Social protection coverage of the world’s 2bn informal economy workers must be improved by ensuring that social insurance systems are adapted to their needs, according to a new report from the OECD and the ILO.
Tackling Vulnerability in the Informal Economy says that even though many who depend on the informal economy for their livelihoods are out of reach of public policies; their lives can and must be improved.
The report underlines that nearly 42% of informally-employed workers live in poverty and hourly wages in the informal economy are on average 51% of formal economy wages. In addition, women are more often found in the most vulnerable forms of informal employment.

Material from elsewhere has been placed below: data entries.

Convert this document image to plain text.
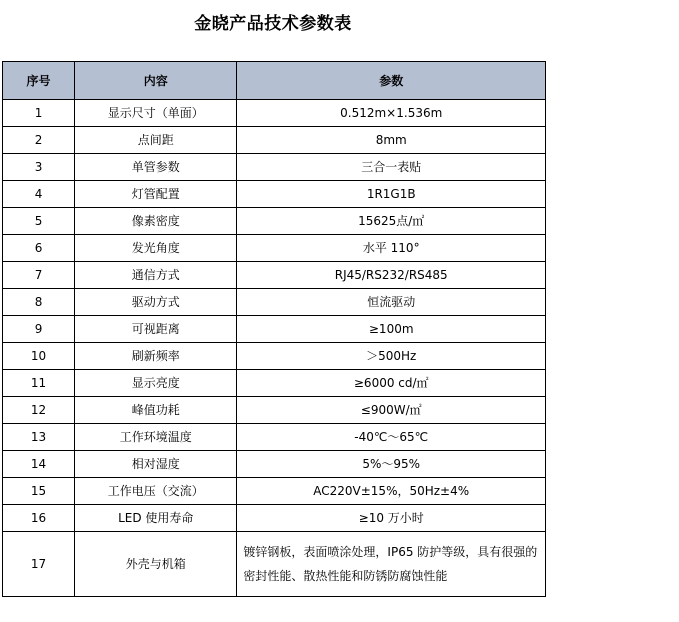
金晓产品技术参数表
序号	内容	参数
1	显示尺寸（单面）	0.512m×1.536m
2	点间距	8mm
3	单管参数	三合一表贴
4	灯管配置	1R1G1B
5	像素密度	15625点/㎡
6	发光角度	水平 110°
7	通信方式	RJ45/RS232/RS485
8	驱动方式	恒流驱动
9	可视距离	≥100m
10	刷新频率	＞500Hz
11	显示亮度	≥6000 cd/㎡
12	峰值功耗	≤900W/㎡
13	工作环境温度	-40℃～65℃
14	相对湿度	5%～95%
15	工作电压（交流）	AC220V±15%，50Hz±4%
16	LED 使用寿命	≥10 万小时
17	外壳与机箱	镀锌钢板，表面喷涂处理，IP65 防护等级，具有很强的密封性能、散热性能和防锈防腐蚀性能
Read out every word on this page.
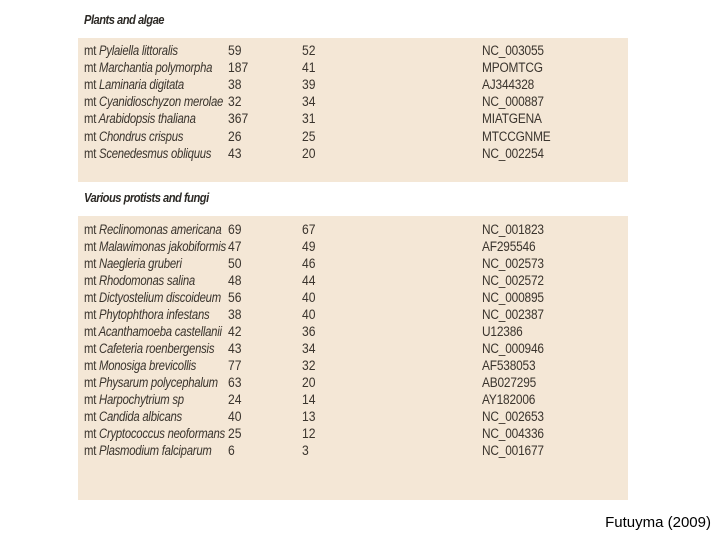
Plants and algae
mt Pylaiella littoralis	59	52	NC_003055
mt Marchantia polymorpha 187	41	MPOMTCG
mt Laminaria digitata	38	39	AJ344328
mt Cyanidioschyzon merolae 32	34	NC_000887
mt Arabidopsis thaliana 367	31	MIATGENA
mt Chondrus crispus	26	25	MTCCGNME
mt Scenedesmus obliquus 43	20	NC_002254
Various protists and fungi
mt Reclinomonas americana 69	67	NC_001823
mt Malawimonas jakobiformis 47	49	AF295546
mt Naegleria gruberi	50	46	NC_002573
mt Rhodomonas salina 48	44	NC_002572
mt Dictyostelium discoideum 56	40	NC_000895
mt Phytophthora infestans 38	40	NC_002387
mt Acanthamoeba castellanii 42	36	U12386
mt Cafeteria roenbergensis 43	34	NC_000946
mt Monosiga brevicollis 77	32	AF538053
mt Physarum polycephalum 63	20	AB027295
mt Harpochytrium sp	24	14	AY182006
mt Candida albicans	40	13	NC_002653
mt Cryptococcus neoformans 25	12	NC_004336
mt Plasmodium falciparum 6	3	NC_001677
Futuyma (2009)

A headline recommendation for tackling these issues is to extend contributory social protection to informal economy workers, the report states, and that “much can be learned from the experience of some developing countries” in doing this.
It highlights Brazil’s adapting social insurance contributions to seasonality, supplemented by subsidies; Cabo Verde’s mandatory social insurance contributions for the self-employed; and the Philippines’ voluntary contributions from informal sector wage workers. Harnessing the power of digital and mobile technology and extending social and labour rights to domestic workers are also presented as “crucial” to extending coverage to protect informal economy workers.
Based on its research, the OECD recommends that governments worldwide both adapt benefits to the needs and constraints of informal economy workers and subsidise contributions for workers with low-incomes.
The recommendation comes as Development Pathways offers up a multi-tiered child benefit as a previously overlooked, but potentially powerful and more immediate incentive for workers in the informal economy workers to participate in social insurance. This follows Shea McClanahan setting out this idea in a presentation at the February 2019 Universal Child Grant conference.
Shea McClanahan, commenting, said: “The OECD and ILO rightly identify the need to adapt social protection systems to the needs of workers in the informal economy. Especially in countries where the expansion of social insurance systems is a top priority, it’s vital that governments seek innovative solutions to address the key constraints preventing people from joining contributory systems, while still offering adequate protection over the lifecycle to those who lack the ability to pay contributions. If well designed, this can be done in a way that becomes more and more affordable to nations over time.”